Search code examples
pythonscipylinear-algebramatrix-factorization

Gettings nans on using lu factorization for solving singular square matrix?


I have singular matrix A(10*10) which is rank deficient(rank=9) and I have vector b which is in range space of A. Now I am interested in some solution to Ax=b. For concreteness here is my A

array([[ 0.        ,  0.        ,  0.        ,  0.86826141,  0.        ,
             0.        ,  0.88788426,  0.        ,  0.4089203 ,  0.88134901],
           [ 0.        ,  0.        ,  0.46416372,  0.        ,  0.        ,
             0.        ,  0.        ,  0.        ,  0.        ,  0.        ],
           [ 0.        ,  0.        ,  0.        ,  0.        ,  0.31303966,
             0.        ,  0.        ,  0.        ,  0.        ,  0.        ],
           [ 0.        ,  0.        ,  0.        ,  0.        ,  0.        ,
             0.        ,  0.3155742 ,  0.        ,  0.64059294,  0.        ],
           [ 0.        ,  0.        ,  0.        ,  0.        ,  0.51349938,
             0.        ,  0.        ,  0.        ,  0.53593509,  0.        ],
           [ 0.        ,  0.01252787,  0.        ,  0.6870415 ,  0.        ,
             0.        ,  0.        ,  0.        ,  0.        ,  0.        ],
           [ 0.        ,  0.        ,  0.        ,  0.        ,  0.        ,
             0.        ,  0.        ,  0.        ,  0.        ,  0.        ],
           [ 0.        ,  0.        ,  0.        ,  0.16643105,  0.        ,
             0.        ,  0.        ,  0.        ,  0.        ,  0.        ],
           [ 0.08626592,  0.        ,  0.        ,  0.        ,  0.        ,
             0.        ,  0.        ,  0.        ,  0.        ,  0.66939531],
           [ 0.43694586,  0.        ,  0.        ,  0.        ,  0.        ,
             0.95941661,  0.        ,  0.52936733,  0.79687149,  0.81463887]])

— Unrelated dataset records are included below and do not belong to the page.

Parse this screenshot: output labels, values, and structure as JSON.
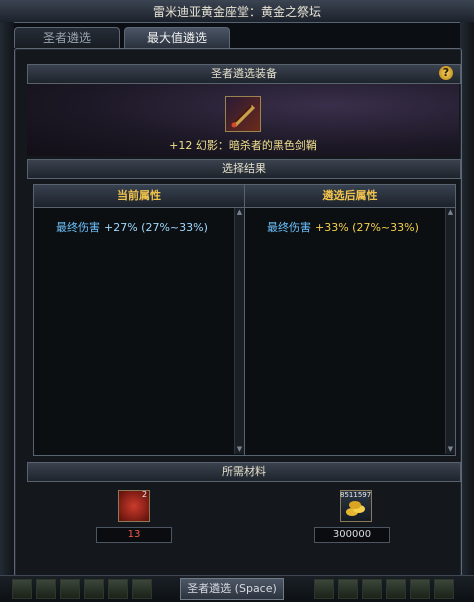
{
  "window": {
    "title": "雷米迪亚黄金座堂：黄金之祭坛"
  },
  "tabs": [
    {
      "label": "圣者遴选"
    },
    {
      "label": "最大值遴选"
    }
  ],
  "equip_section": {
    "header": "圣者遴选装备",
    "help_icon": "?",
    "item_name": "+12 幻影：暗杀者的黑色剑鞘"
  },
  "result_section": {
    "header": "选择结果"
  },
  "current_panel": {
    "header": "当前属性",
    "stat_label": "最终伤害",
    "stat_value": "+27% (27%~33%)"
  },
  "after_panel": {
    "header": "遴选后属性",
    "stat_label": "最终伤害",
    "stat_value": "+33% (27%~33%)"
  },
  "materials": {
    "header": "所需材料",
    "item1": {
      "badge": "2",
      "quantity": "13"
    },
    "item2": {
      "badge": "8511597",
      "quantity": "300000"
    }
  },
  "bottom": {
    "confirm_label": "圣者遴选 (Space)"
  }
}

b is generated using A.dot(np.ones(10)). Now I wanted to solve this using lu factorization and for that I did this following

lu_fac=scipy.linalg.lu_factor(X)
scipy.linalg.lu_solve(lu_fac,b)

Which gives

array([ nan,  nan,  nan,  nan,  nan,  nan,  nan,  nan,  nan,  nan])

Also lu_factor seems to be working fine in this case(some time it does give run time warning saying "Diagonal number %d is exactly zero. Singular matrix"). For completeness here is the code for verifying PLU from lu_factor is same as A :

L=np.tril(lu_fac[0])
np.fill_diagonal(L,1)
U=np.triu(lu_fac[0])
perm=np.arange(10)
ipiv=lu_factor[1]
for i in range(10):
  temp=perm[i]
  perm[i]=perm[ipiv[i]]
  perm[ipiv[i]]=temp
np.allclose(X[perm,:],L.dot(U))

Now I know my matrix is singular and there are infinitely many solutions to my problem. But I am interested in any solution and I am just confused why lu factorization fails, can't it set free variables to 0 and find some solution as we are taught? Also what is the deal with the run time warning "Diagonal number %d is exactly zero. Singular matrix". Note I am not interested in svd/qr approach to solve this, I am just curious to know why lu fails for singular matrices. Any suggestions are greatly appreciated. Thanks.


Solution

  • 0 / lu_fac[0][9, 9]
    

    returns nan because that entry - the last diagonal entry of U, is zero. So this nan becomes the value of the 9-th variable. Then it's substituted in the equations above, and naturally, the rest comes out as nan, too. SciPy's LU code, or rather the Fortran code it wraps, is not designed for rank-deficient matrices, so it is not going to make up values for the variables that can't be determined.

    Also what is the deal with the run time warning "Diagonal number %d is exactly zero. Singular matrix".

    The warning is clear: the algorithm detected a singular matrix, which is not expected. It also tells you that the implementation is not intended for use with singular matrices.

    have vector b which is in range space of A

    That's theoretically. In practice, one can't be sure about anything being in the range space of a rank-deficient matrix because of the errors inherent in the floating point arithmetics. You can compute b = A.dot(...) and then try to solve Ax=b, and there won't be a solution because of the errors introduced when manipulating floating point numbers.

    By the way: you mentioned that PLU factorization exists for every square matrix, but SciPy is not necessarily designed to compute it. For example,

    scipy.linalg.lu_factor(np.array([[0, 1], [0, 0]]))
    

    returns a matrix with NaNs. In your case, NaN appear later, when attempting to find a solution and encountering a zero diagonal element of factor U.